1000 ayrı başvuruyu, benzer içeriklerden yola çıkarak 200’er davalık 5 ayrı dosyada birleştiren mahkeme, dosyaların “bilgilendirme amaçlı” olarak Türk hükümetine iletildiğini duyurdu.

AİHM tarafından Türkiye’ye gönderilen dosyalar 2019 ile 2023 yılları arasında Avrupa İnsan Hakları Mahkemesi'ne başvuran 1000 Türk vatandaşını kapsıyor.

Mahkeme’den yapılan açıklamada, benzer şikayetlerle ilgili 8 binden fazla başvurunun gündeme alındığına dikkat çekilerek, “Burada sözü edilen 1000 kişilik dosyalar, bu karara uygun olduğu anlaşılan ve Türk hükümetine iletilen ilk taleplerdir” denildi.

Yalçınkaya kararı “içtihat” oluşturuyor

Yüksek Mahkeme, AİHM Büyük Dairesi’nin, Eylül ayında aynı konuda Yüksel Yalçınkaya tarafından yapılan bir başvuruya ilişkin kesinleşen kararına atıfta bulunarak, bu kararın benzer diğer dosyalar için de emsal teşkil ettiğine vurgu yaptı.

AİHM daha önce, Yalçınkaya dosyasını görüşerek karara bağlamış, “ByLock kullandığı gerekçesiyle bir kişinin terör örgütü üyesi olduğuna karar vermenin”, Avrupa İnsan Hakları Sözleşmesi'nin (AİHS) “kanunsuz ceza olamayacağını” düzenleyen 7. maddesi ile, “adil yargılanma hakkını” düzenleyen 6. maddesinin 1. paragrafına aykırı olduğuna hüküm getirmişti.

AİHM, bu emsal karardan yola çıkarak, “taraflara soru sormamaya ve onları başvurulara ilişkin görüş bildirmeye davet etmemeye” karar verdi. Mahkeme açıklamasında, “Bununla birlikte hükümet, ön itirazlarla veya mahkeme tarafından Yüksel Yalçınkaya kararında zaten hükme varılan hukuki konularda değil, esasen başvuruların olgusal yönleriyle somut bir gözlemi olması koşuluyla görüş sunabilir” ifadesine yer verdi.
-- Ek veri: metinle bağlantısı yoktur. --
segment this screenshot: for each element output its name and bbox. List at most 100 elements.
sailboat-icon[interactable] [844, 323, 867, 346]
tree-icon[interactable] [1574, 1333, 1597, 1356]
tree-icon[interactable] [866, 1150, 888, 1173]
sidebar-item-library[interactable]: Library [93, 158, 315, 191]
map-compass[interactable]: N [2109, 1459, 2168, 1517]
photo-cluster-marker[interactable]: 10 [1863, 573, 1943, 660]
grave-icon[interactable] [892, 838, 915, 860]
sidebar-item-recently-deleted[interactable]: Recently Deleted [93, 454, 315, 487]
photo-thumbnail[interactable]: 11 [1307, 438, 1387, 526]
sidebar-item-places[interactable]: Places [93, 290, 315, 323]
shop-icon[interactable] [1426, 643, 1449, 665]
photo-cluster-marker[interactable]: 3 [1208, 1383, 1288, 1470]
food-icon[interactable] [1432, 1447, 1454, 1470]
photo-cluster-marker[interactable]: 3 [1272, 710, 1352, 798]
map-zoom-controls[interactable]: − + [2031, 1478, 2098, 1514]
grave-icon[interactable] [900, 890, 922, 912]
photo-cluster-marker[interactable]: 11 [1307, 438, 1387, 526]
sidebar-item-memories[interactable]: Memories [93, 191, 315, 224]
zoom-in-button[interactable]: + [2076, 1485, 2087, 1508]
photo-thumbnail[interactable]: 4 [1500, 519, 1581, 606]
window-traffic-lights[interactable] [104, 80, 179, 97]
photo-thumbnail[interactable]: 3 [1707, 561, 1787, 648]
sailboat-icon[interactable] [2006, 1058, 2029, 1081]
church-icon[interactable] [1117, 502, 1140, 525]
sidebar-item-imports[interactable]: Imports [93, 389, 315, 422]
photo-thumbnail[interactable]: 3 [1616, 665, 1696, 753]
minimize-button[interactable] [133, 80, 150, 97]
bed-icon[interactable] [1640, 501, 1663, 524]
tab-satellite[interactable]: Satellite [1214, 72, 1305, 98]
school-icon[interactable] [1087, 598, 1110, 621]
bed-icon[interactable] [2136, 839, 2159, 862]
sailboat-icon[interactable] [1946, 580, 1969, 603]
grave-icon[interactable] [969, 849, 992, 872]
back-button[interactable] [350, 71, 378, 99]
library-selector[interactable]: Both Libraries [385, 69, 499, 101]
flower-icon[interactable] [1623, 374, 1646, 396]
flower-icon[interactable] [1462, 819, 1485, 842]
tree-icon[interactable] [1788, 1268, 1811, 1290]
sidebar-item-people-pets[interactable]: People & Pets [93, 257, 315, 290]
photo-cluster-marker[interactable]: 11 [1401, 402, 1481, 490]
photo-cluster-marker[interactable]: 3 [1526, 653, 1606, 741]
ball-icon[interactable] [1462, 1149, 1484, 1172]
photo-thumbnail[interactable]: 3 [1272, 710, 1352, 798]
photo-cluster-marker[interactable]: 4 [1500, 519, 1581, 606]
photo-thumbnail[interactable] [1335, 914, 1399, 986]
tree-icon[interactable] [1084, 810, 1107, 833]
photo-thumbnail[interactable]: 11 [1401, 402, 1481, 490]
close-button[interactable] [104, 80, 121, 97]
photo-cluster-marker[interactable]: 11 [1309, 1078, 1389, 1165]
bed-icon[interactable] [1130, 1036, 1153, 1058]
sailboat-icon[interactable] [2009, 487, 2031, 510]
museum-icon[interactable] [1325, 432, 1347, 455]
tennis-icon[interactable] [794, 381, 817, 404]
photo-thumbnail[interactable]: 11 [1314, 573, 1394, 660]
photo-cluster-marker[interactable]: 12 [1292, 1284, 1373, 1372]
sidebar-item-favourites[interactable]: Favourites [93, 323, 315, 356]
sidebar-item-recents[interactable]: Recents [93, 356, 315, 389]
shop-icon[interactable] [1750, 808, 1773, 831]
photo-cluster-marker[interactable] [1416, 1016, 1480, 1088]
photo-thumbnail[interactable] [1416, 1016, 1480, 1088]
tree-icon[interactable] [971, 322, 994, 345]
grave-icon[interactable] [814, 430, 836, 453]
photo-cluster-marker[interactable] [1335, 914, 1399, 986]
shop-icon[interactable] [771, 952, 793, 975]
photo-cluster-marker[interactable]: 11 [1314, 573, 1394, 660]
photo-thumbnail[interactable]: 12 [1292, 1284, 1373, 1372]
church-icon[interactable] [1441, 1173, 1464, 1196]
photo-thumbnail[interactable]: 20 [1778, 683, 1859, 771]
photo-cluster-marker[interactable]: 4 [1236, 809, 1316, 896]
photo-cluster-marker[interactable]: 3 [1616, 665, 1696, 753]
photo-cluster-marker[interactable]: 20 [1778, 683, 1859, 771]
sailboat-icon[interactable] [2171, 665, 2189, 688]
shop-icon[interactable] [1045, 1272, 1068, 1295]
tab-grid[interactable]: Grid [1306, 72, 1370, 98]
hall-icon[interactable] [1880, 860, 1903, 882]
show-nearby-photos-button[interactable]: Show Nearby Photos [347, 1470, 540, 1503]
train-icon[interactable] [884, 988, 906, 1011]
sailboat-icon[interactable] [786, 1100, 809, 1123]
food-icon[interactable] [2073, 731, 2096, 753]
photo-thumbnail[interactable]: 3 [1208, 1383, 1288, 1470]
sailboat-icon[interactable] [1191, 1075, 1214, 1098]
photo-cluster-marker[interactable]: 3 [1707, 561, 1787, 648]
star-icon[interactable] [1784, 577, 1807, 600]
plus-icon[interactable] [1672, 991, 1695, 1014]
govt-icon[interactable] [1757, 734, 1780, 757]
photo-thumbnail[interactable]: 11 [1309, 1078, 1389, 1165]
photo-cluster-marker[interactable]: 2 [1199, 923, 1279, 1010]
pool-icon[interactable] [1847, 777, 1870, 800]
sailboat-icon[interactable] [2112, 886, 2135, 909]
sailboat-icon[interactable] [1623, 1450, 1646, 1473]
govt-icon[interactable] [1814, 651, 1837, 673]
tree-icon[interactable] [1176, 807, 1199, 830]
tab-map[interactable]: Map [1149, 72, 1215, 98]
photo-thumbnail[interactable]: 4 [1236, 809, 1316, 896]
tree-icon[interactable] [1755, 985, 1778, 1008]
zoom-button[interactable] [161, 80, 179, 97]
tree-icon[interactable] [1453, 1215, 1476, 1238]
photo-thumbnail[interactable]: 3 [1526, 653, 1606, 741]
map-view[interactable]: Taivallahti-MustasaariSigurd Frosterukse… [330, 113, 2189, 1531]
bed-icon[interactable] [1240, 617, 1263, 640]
AİHM önünde bulunan 8 bin başvuru, 2016’daki darbe girişiminin ardından, Türkiye’de mahkemeler tarafından “darbe girişimiyle sorumlu tutulan Fetullahçı Terör Örgütü/Paralel Devlet Yapılanması (FETÖ/PDY) silahlı terör örgütüne üye olmak suçundan mahkum edilen” Türk vatandaşlarını kapsıyor.

Başvuru sahipleri ise, “yalnızca ByLock kullandıklarından hareketle, silahlı bir terör örgütüne üye olmaktan yargılandıklarını” dile getiriyor. Bu yargılamaların, AİHM’in 7. maddesinde yer alan “cezaların kanuniliği” ilkesinin ve 6/1 maddesinde güvence altına alınan “adil yargılanma” hakkının ihlali anlamına geldiğini savunuyor.

Yalçınkaya kararı

AİHM, 26 Eylül 2023’te kesinleşen kararında; Türkiye’de 2016’daki darbe girişiminin hemen ardından, hakkında gizli tanık ifadesi bulunan, Bank Asya’da hesabı olduğu ve ByLock kullandığı için “FETÖ/PDY” örgütü üyesi olduğu iddiasıyla 6 Eylül 2016’da Kayseri’de tutuklanan öğretmen Yüksel Yalçınkaya hakkındaki davada, Türkiye’yi suçlu bulmuştu.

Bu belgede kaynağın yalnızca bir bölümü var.